I know that the real estate bubble is going to burst in Seattle and in many other markets around the U.S. and quite frankly the world. The torrent of cheap money can't last. Each time prices of real estate rise it means by definition fewer and fewer people can afford to buy and number of Greater Fools shrinks. Plus let's not forget the heavy hand of government action which usually brings on an economic crisis when you least expect it. The Federal government attempting to rein in hyperlending on spec real estate projects is like doing necessary brain surgery with a chain saw. Right goal, wrong tool, bad surgeon.

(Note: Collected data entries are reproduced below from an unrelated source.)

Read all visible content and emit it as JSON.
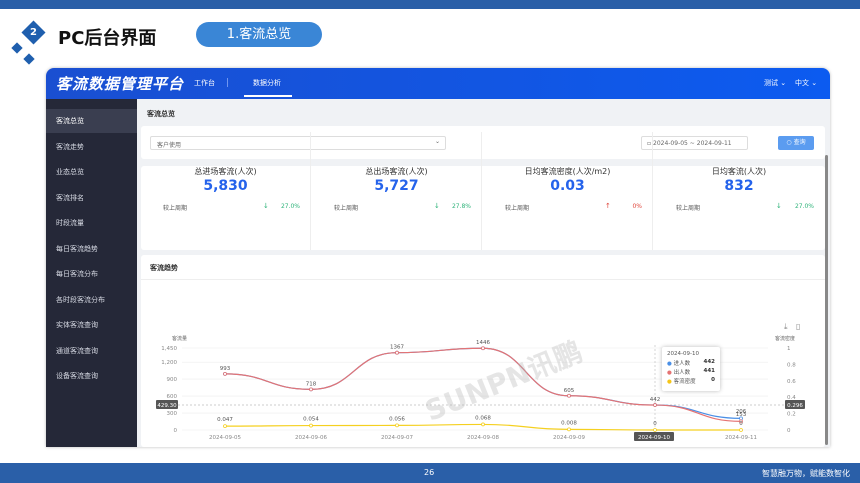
{
  "slide": {
    "number": "2",
    "title": "PC后台界面",
    "section": "1.客流总览",
    "page": "26",
    "slogan": "智慧融万物，赋能数智化"
  },
  "app": {
    "logo": "客流数据管理平台",
    "nav": [
      "工作台",
      "数据分析"
    ],
    "user": "测试",
    "lang": "中文"
  },
  "sidebar": {
    "items": [
      "客流总览",
      "客流走势",
      "业态总览",
      "客流排名",
      "时段流量",
      "每日客流趋势",
      "每日客流分布",
      "各时段客流分布",
      "实体客流查询",
      "通道客流查询",
      "设备客流查询"
    ]
  },
  "page_title": "客流总览",
  "filter": {
    "select": "客户使用",
    "date_start": "2024-09-05",
    "date_sep": "~",
    "date_end": "2024-09-11",
    "query": "查询"
  },
  "stats": [
    {
      "label": "总进场客流(人次)",
      "value": "5,830",
      "compare": "较上周期",
      "dir": "↓",
      "pct": "27.0%",
      "color": "#2fb37a"
    },
    {
      "label": "总出场客流(人次)",
      "value": "5,727",
      "compare": "较上周期",
      "dir": "↓",
      "pct": "27.8%",
      "color": "#2fb37a"
    },
    {
      "label": "日均客流密度(人次/m2)",
      "value": "0.03",
      "compare": "较上周期",
      "dir": "↑",
      "pct": "0%",
      "color": "#e0463c"
    },
    {
      "label": "日均客流(人次)",
      "value": "832",
      "compare": "较上周期",
      "dir": "↓",
      "pct": "27.0%",
      "color": "#2fb37a"
    }
  ],
  "trend_title": "客流趋势",
  "watermark": "SUNPN讯鹏",
  "chart_data": {
    "type": "line",
    "x": [
      "2024-09-05",
      "2024-09-06",
      "2024-09-07",
      "2024-09-08",
      "2024-09-09",
      "2024-09-10",
      "2024-09-11"
    ],
    "ylabel_left": "客流量",
    "ylabel_right": "客流密度",
    "yticks_left": [
      "0",
      "300",
      "600",
      "900",
      "1,200",
      "1,450"
    ],
    "ylim_left": [
      0,
      1450
    ],
    "yticks_right": [
      "0",
      "0.2",
      "0.4",
      "0.6",
      "0.8",
      "1"
    ],
    "ylim_right": [
      0,
      1
    ],
    "series": [
      {
        "name": "进人数",
        "color": "#4a8fe6",
        "axis": "left",
        "values": [
          993,
          718,
          1367,
          1446,
          605,
          442,
          206
        ]
      },
      {
        "name": "出人数",
        "color": "#e57373",
        "axis": "left",
        "values": [
          993,
          718,
          1367,
          1446,
          605,
          441,
          153
        ]
      },
      {
        "name": "客流密度",
        "color": "#f5d020",
        "axis": "right",
        "values": [
          0.047,
          0.054,
          0.056,
          0.068,
          0.008,
          0,
          0
        ]
      }
    ],
    "data_labels": [
      "993",
      "718",
      "1367",
      "1446",
      "605",
      "442",
      "206",
      "153"
    ],
    "density_labels": [
      "0.047",
      "0.054",
      "0.056",
      "0.068",
      "0.008",
      "0",
      "0"
    ],
    "crosshair": {
      "left_value": "429.30",
      "right_value": "0.296",
      "x": "2024-09-10"
    },
    "tooltip": {
      "title": "2024-09-10",
      "rows": [
        {
          "name": "进人数",
          "value": "442",
          "color": "#4a8fe6"
        },
        {
          "name": "出人数",
          "value": "441",
          "color": "#e57373"
        },
        {
          "name": "客流密度",
          "value": "0",
          "color": "#f5c518"
        }
      ]
    },
    "grid": true
  }
}
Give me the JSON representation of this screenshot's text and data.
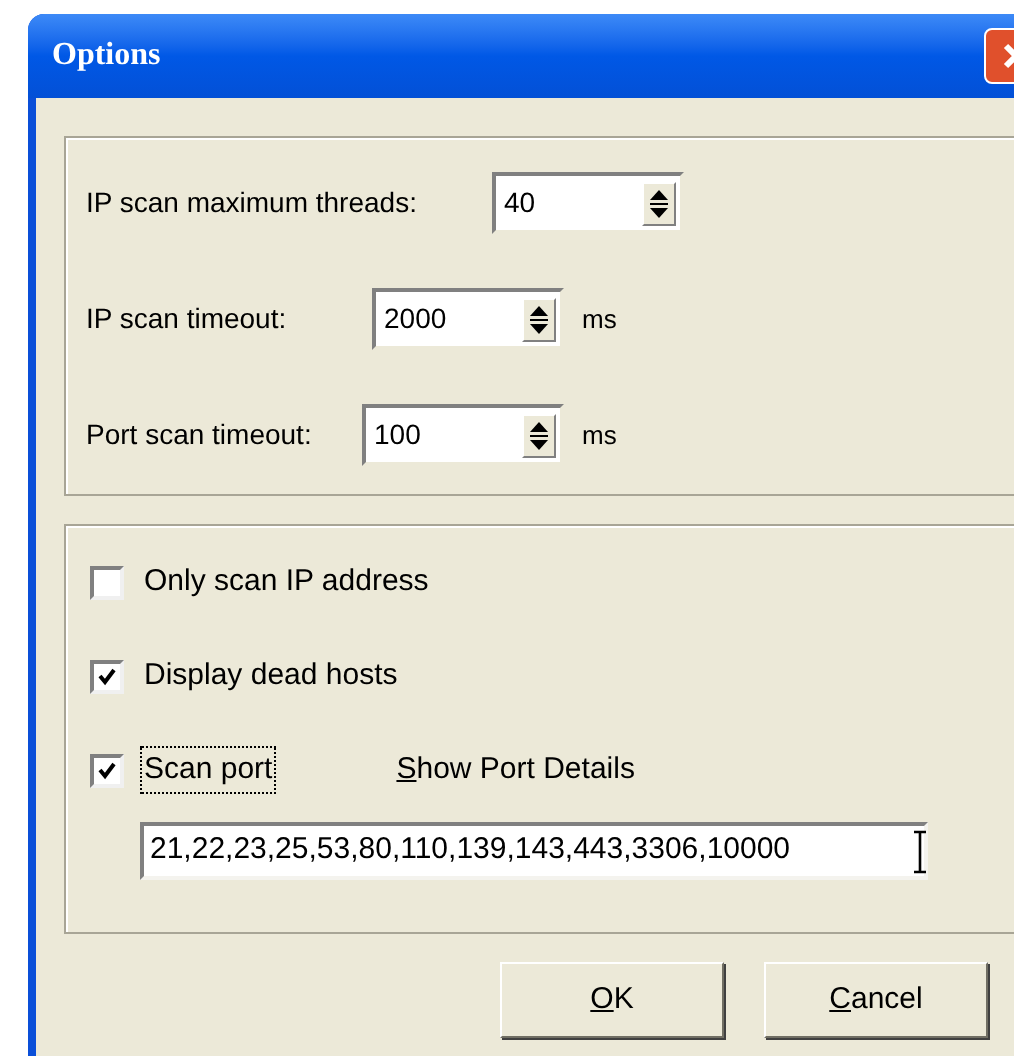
{
  "window": {
    "title": "Options"
  },
  "scan_settings": [
    {
      "label": "IP scan maximum threads:",
      "value": "40"
    },
    {
      "label": "IP scan timeout:",
      "value": "2000",
      "unit": "ms"
    },
    {
      "label": "Port scan timeout:",
      "value": "100",
      "unit": "ms"
    }
  ],
  "options": [
    {
      "label": "Only scan IP address",
      "checked": false,
      "focused": false
    },
    {
      "label": "Display dead hosts",
      "checked": true,
      "focused": false
    },
    {
      "label": "Scan port",
      "checked": true,
      "focused": true
    }
  ],
  "show_port_details": {
    "label": "Show Port Details",
    "mnemonic": true
  },
  "ports_field": {
    "value": "21,22,23,25,53,80,110,139,143,443,3306,10000"
  },
  "buttons": [
    {
      "label": "OK",
      "mnemonic": true
    },
    {
      "label": "Cancel",
      "mnemonic": true
    }
  ]
}
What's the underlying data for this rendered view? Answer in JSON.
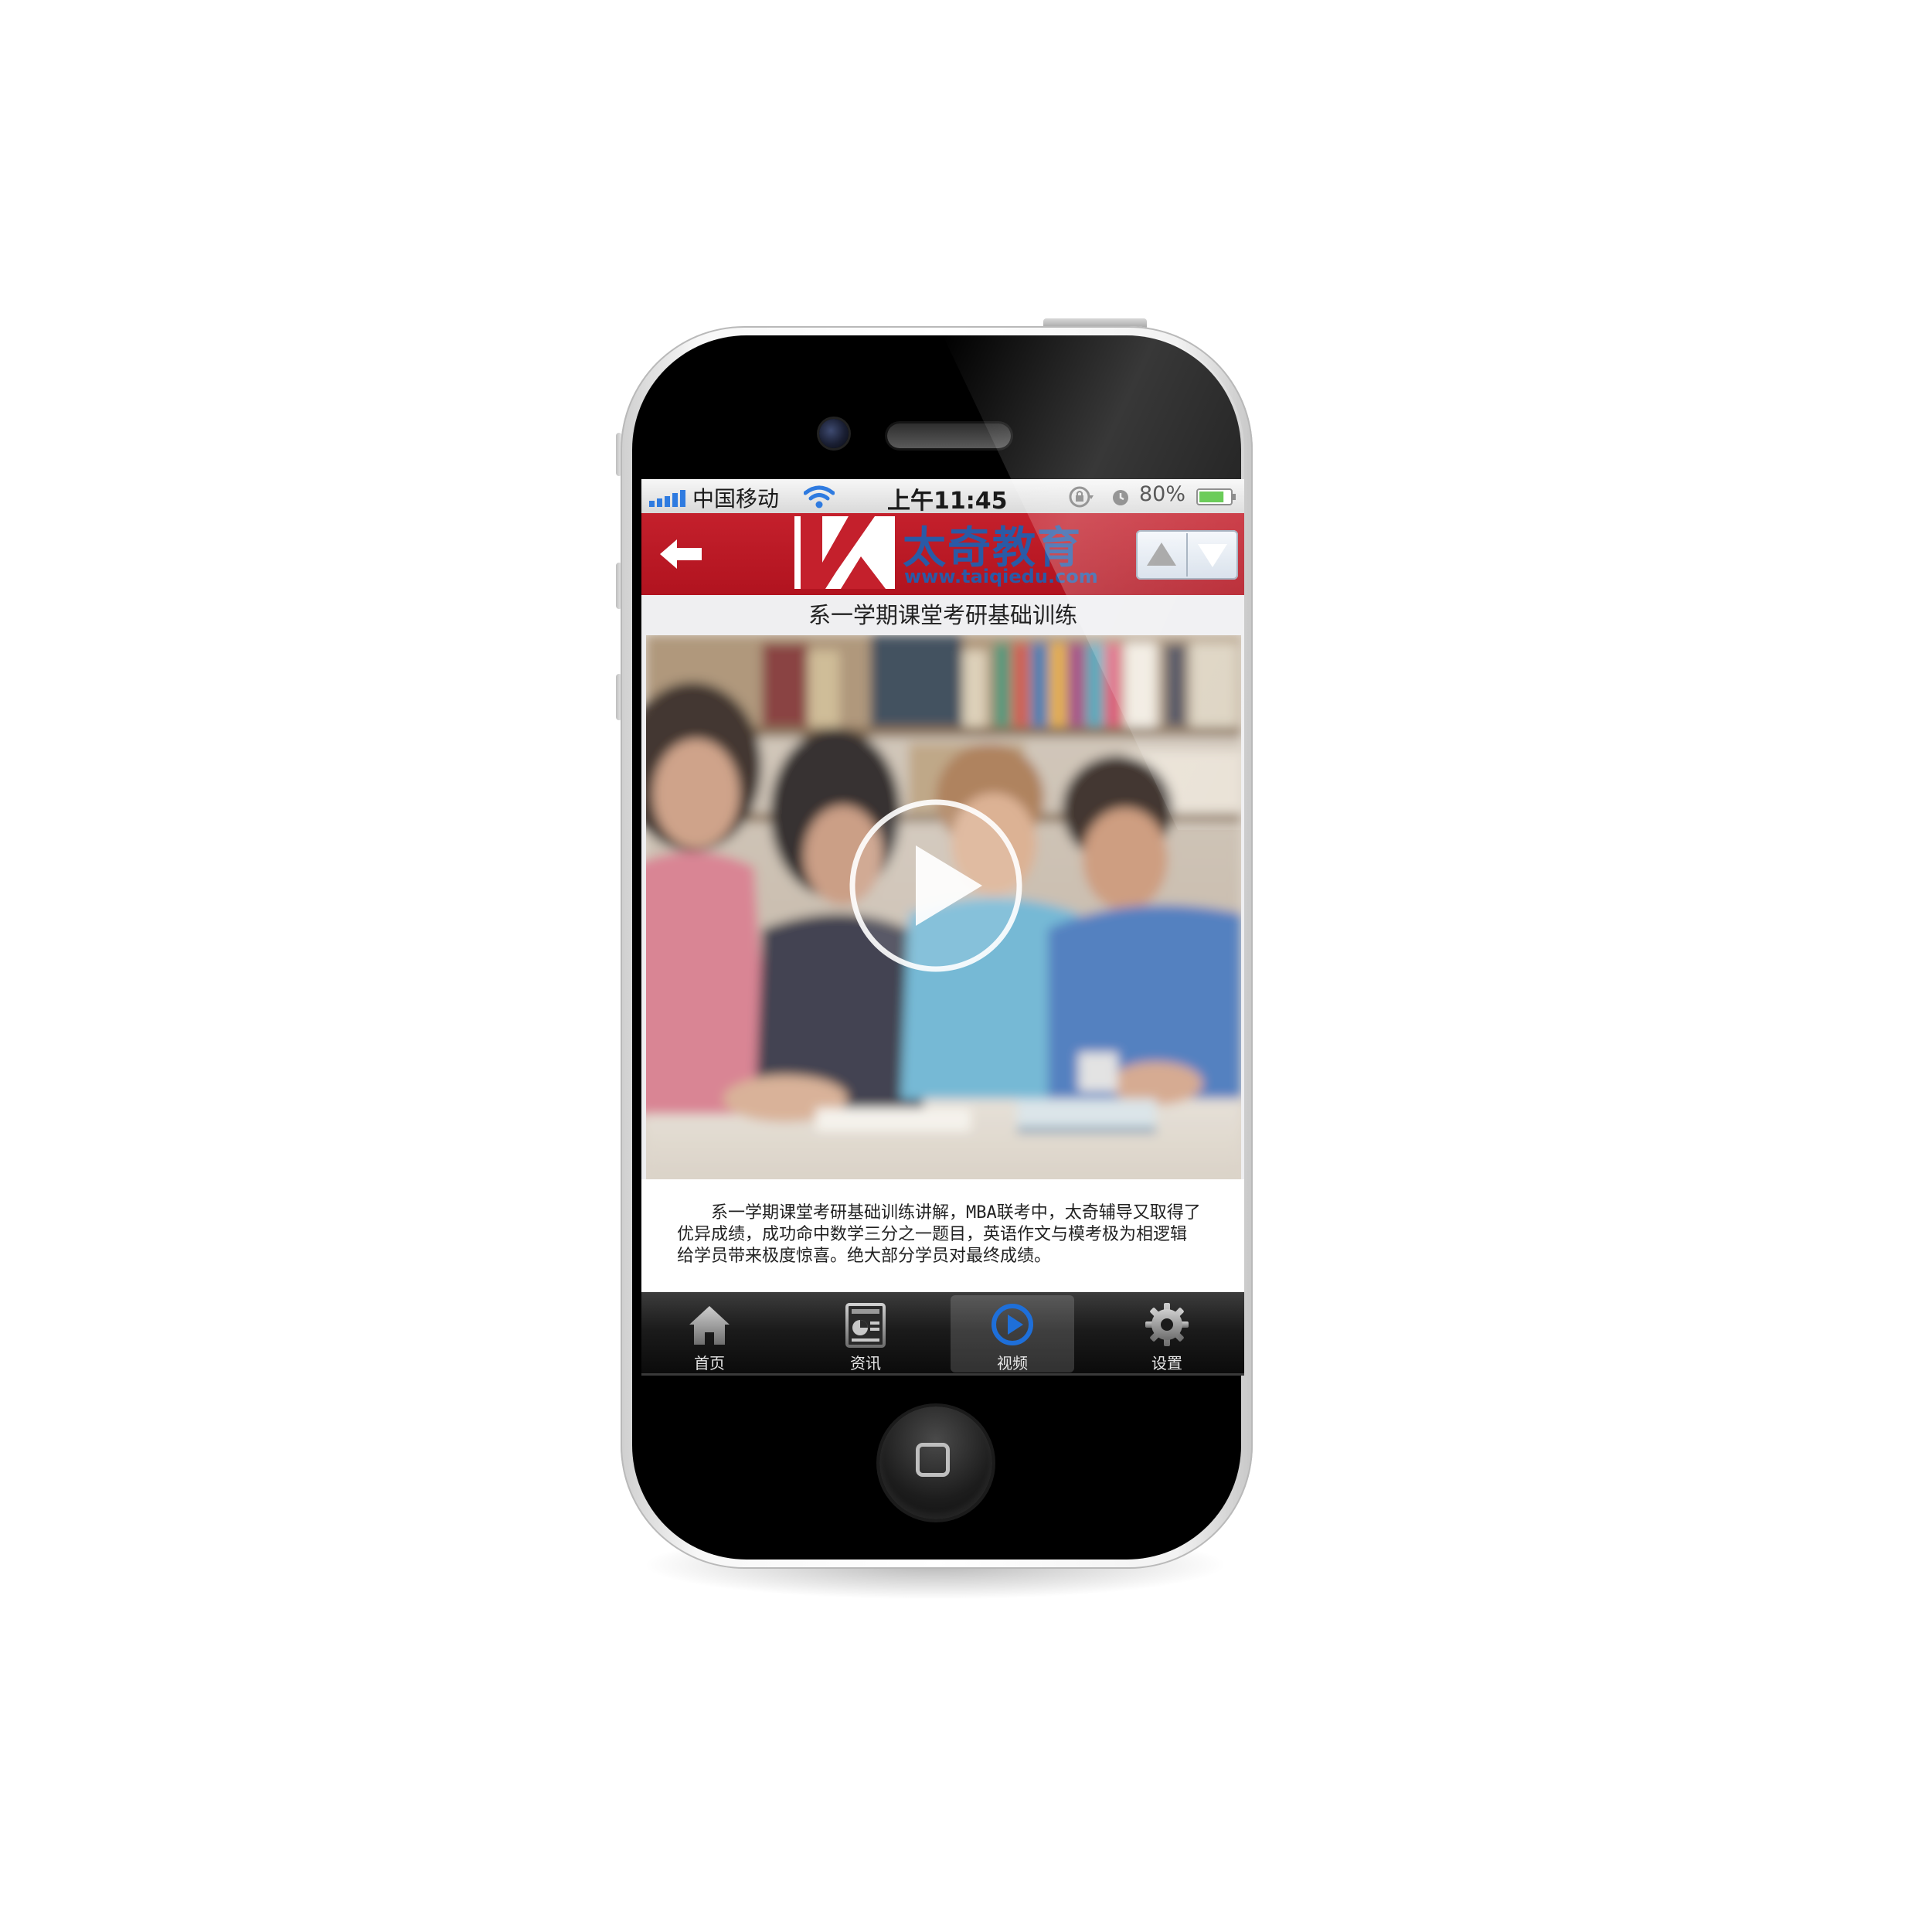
{
  "status_bar": {
    "carrier": "中国移动",
    "time": "上午11:45",
    "battery_percent": "80%",
    "battery_level": 0.8,
    "icons": [
      "signal-bars-icon",
      "wifi-icon",
      "rotation-lock-icon",
      "alarm-icon",
      "battery-icon"
    ]
  },
  "header": {
    "back_icon": "back-arrow-icon",
    "logo": {
      "name": "太奇教育",
      "url": "www.taiqiedu.com"
    },
    "nav_buttons": [
      "up-arrow-icon",
      "down-arrow-icon"
    ],
    "accent_color": "#c4202c",
    "logo_text_color": "#2a5aa6"
  },
  "page": {
    "title": "系一学期课堂考研基础训练",
    "video": {
      "play_icon": "play-icon"
    },
    "description": "系一学期课堂考研基础训练讲解，MBA联考中，太奇辅导又取得了优异成绩，成功命中数学三分之一题目，英语作文与模考极为相逻辑给学员带来极度惊喜。绝大部分学员对最终成绩。"
  },
  "tabs": [
    {
      "label": "首页",
      "icon": "home-icon",
      "active": false
    },
    {
      "label": "资讯",
      "icon": "news-icon",
      "active": false
    },
    {
      "label": "视频",
      "icon": "video-play-icon",
      "active": true
    },
    {
      "label": "设置",
      "icon": "gear-icon",
      "active": false
    }
  ],
  "active_tab_color": "#1e6fd9"
}
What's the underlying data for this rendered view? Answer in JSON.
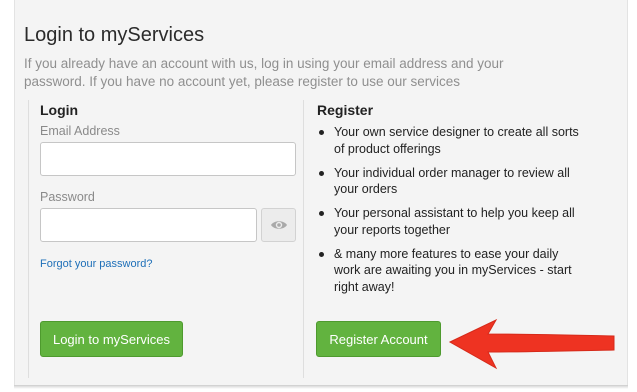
{
  "page": {
    "title": "Login to myServices",
    "intro": "If you already have an account with us, log in using your email address and your password. If you have no account yet, please register to use our services"
  },
  "login": {
    "heading": "Login",
    "email_label": "Email Address",
    "email_value": "",
    "password_label": "Password",
    "password_value": "",
    "show_password_icon": "eye-icon",
    "forgot_link": "Forgot your password?",
    "submit_label": "Login to myServices"
  },
  "register": {
    "heading": "Register",
    "features": [
      "Your own service designer to create all sorts of product offerings",
      "Your individual order manager to review all your orders",
      "Your personal assistant to help you keep all your reports together",
      "& many more features to ease your daily work are awaiting you in myServices - start right away!"
    ],
    "submit_label": "Register Account"
  },
  "annotation": {
    "arrow_icon": "red-arrow-left-icon",
    "arrow_color": "#ee3322"
  },
  "colors": {
    "button_green": "#62b33f",
    "link_blue": "#1e6fb8",
    "panel_bg": "#f4f4f4"
  }
}
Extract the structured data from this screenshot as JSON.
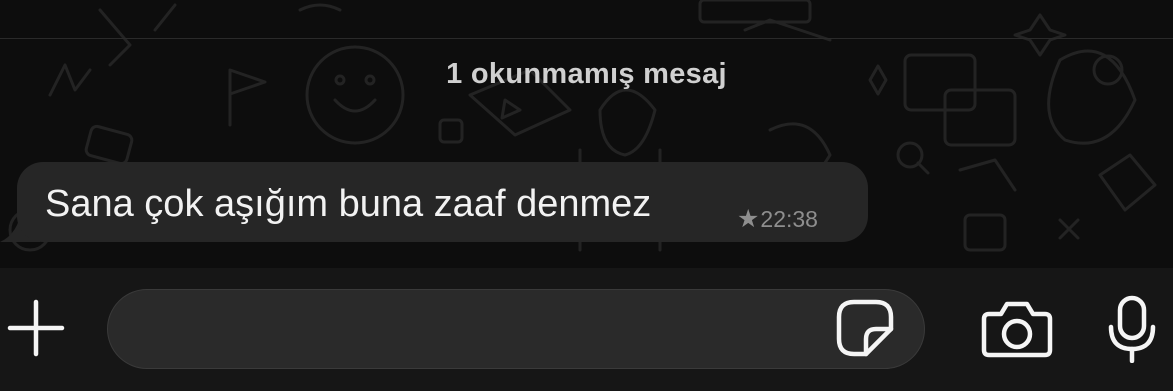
{
  "chat": {
    "unread_divider": "1 okunmamış mesaj",
    "messages": [
      {
        "text": "Sana çok aşığım buna zaaf denmez",
        "time": "22:38",
        "starred": true,
        "direction": "incoming"
      }
    ]
  },
  "composer": {
    "input_value": "",
    "icons": [
      "plus-icon",
      "sticker-icon",
      "camera-icon",
      "microphone-icon"
    ]
  },
  "colors": {
    "background": "#0d0d0d",
    "bubble": "#262626",
    "bottom_bar": "#161616",
    "input": "#2a2a2a",
    "text": "#f2f2f2",
    "meta": "#8e8e8e"
  }
}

I don't know when the bubble will burst but I know trees do not grow to the sky and real estate prices cannot rise at double digit valuations indefinitely. What I do know is that the bubble will not pop all at once across America. Real estate markets are local and you will hear a thousand pops much like Lawrence Welk and his bubble machine operating at full tilt. The first areas that will get hit are those in vacation and resort areas. People don't need summer homes and they will dump those first. Rental properties and areas with high tenant populations (like New York City) will be next. People don't need to own rentals. But eventually like a plague it will spread to all markets and that will lead to banks and government regulators taking action to save the current absurd valuations by restricting new property supply inventories. In other words, no new money for building new things. This is the historical model and it doesn't work but I'm sure it will be tried. Without access to new capital developers will dump properties at low prices to raise cash and default on existing loans. This increases bank losses and further exacerbates the capital crunch. Foreclosure rates rise as loans go underwater. Bank regulators force lenders to call due real estate loans even when they are current to meet minimum capital requirements, further increasing developer bankruptcies and foreclosures. It's 1989 in New England and California all over again. I saw it with my own eyes and it was ugly. Painful for many, profitable for a few who like Noah built an ark and prepared for the disaster.

Now that you are all depressed and reaching for a Prozac with a Zoloft chaser, here's the good news. You can avoid all the effects of the bubble by not playing by its rules. If you don't play with fire, you can't get burned. Let others speculate on marginal properties with inflated price tags and heavy negative cash flows. You invest according to the tried-and-true methods of my advice and make yourself money now while positioning yourself to sweep up bargains later. Remember that when markets rise driven by hysteria they venture into absurd valuations that are completely disconnected from intrinsic values. The same is true of markets driven by panic and despair on the down side. Dollar bills will be sold for forty cents and sellers will kiss the rings of buyers who offer them that much just because they are so happy to see anyone willing to bail them out of a crisis at any price.